Supreme Court justice swears in 17 Boyle officials
Seventeen of Boyle County’s newly elected officials made history by gathering in front of Kentucky’s first courthouse at Constitution Square and took their oath of office in a non-partisan ceremony Monday evening.
A large crowd of family members and well-wishers were also there to witness “history in the making,” according to Boyle County Judge-Executive elect Howard Hunt.
He said the ceremony was special because it was being held at “the birthplace of Kentucky.”
“I’m just excited beyond words to see everybody here,” Hunt said. “We’re swearing in constables, magistrates, jailers, sheriffs, coroners, deputy coroners and mayors.”
He added that he was also impressed that Gary Chidester, who opposed him in November’s general election and lost by only 15 votes, was also attending the event. He said that showed how Chidester is supportive of not only the office of judge-executive, but of Hunt as well.
“It’s a compliment to him,” Hunt said.
Presiding over the ceremony was Kentucky Supreme Court Justice Laurance B. VanMeter.
Boyle County Republican Chair Tom Tye said, “We understand that this will be the first such ceremony in perhaps more than 100 years” at that location.
“This Danville/Boyle County setting has extraordinary significance,” he said.
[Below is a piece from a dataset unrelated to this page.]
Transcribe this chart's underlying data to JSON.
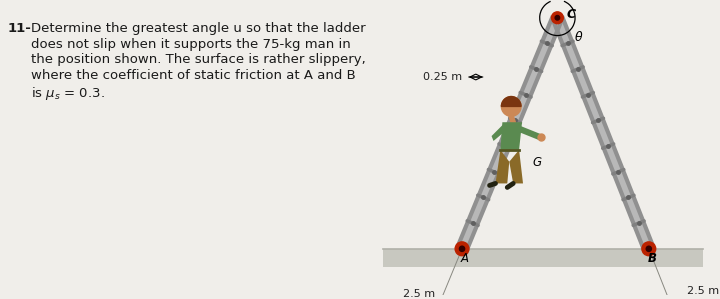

The original log courthouse was built at Constitution Square site in 1784 and housed the Supreme Court of the Kentucky and the Constitutional Conventions which led to Kentucky’s statehood in June of 1792.
Tye said after the swearing in that he knew it was going to be a large crowd and estimated it to be between 100 and 150 people.
“I’m pleased that it’s such a diverse crowd,” he said, referring to Democrats and Republicans who attended.
He added that “it shows unity” within the community and of the elected officials. “I think this bodes well. I really think it does.”
Speaking to the crowd surrounding the old log courthouse before the ceremony, Tye said, “These guys have to swear they have never fought a duel, and you’re going to have a little chuckle there.”
Then VanMeter added, “The anti-dueling part comes in from the 1850 Constitution. So we’re under the 1891 Constitution right now. And I promise you it’s been countlessly debated in Frankfort … all the time,” because it seems to be an anachronism or antiquated oath.
“But what it really does is it signifies our respect of the rule of law and that we do not commit our differences anymore to the duel of fire. We submit them to the court system. So when I get to the dueling part, everybody likes to snicker — like you’ve already done. But I would ask you not to do that and think about what the purpose of it is and how long it goes back in our tradition.”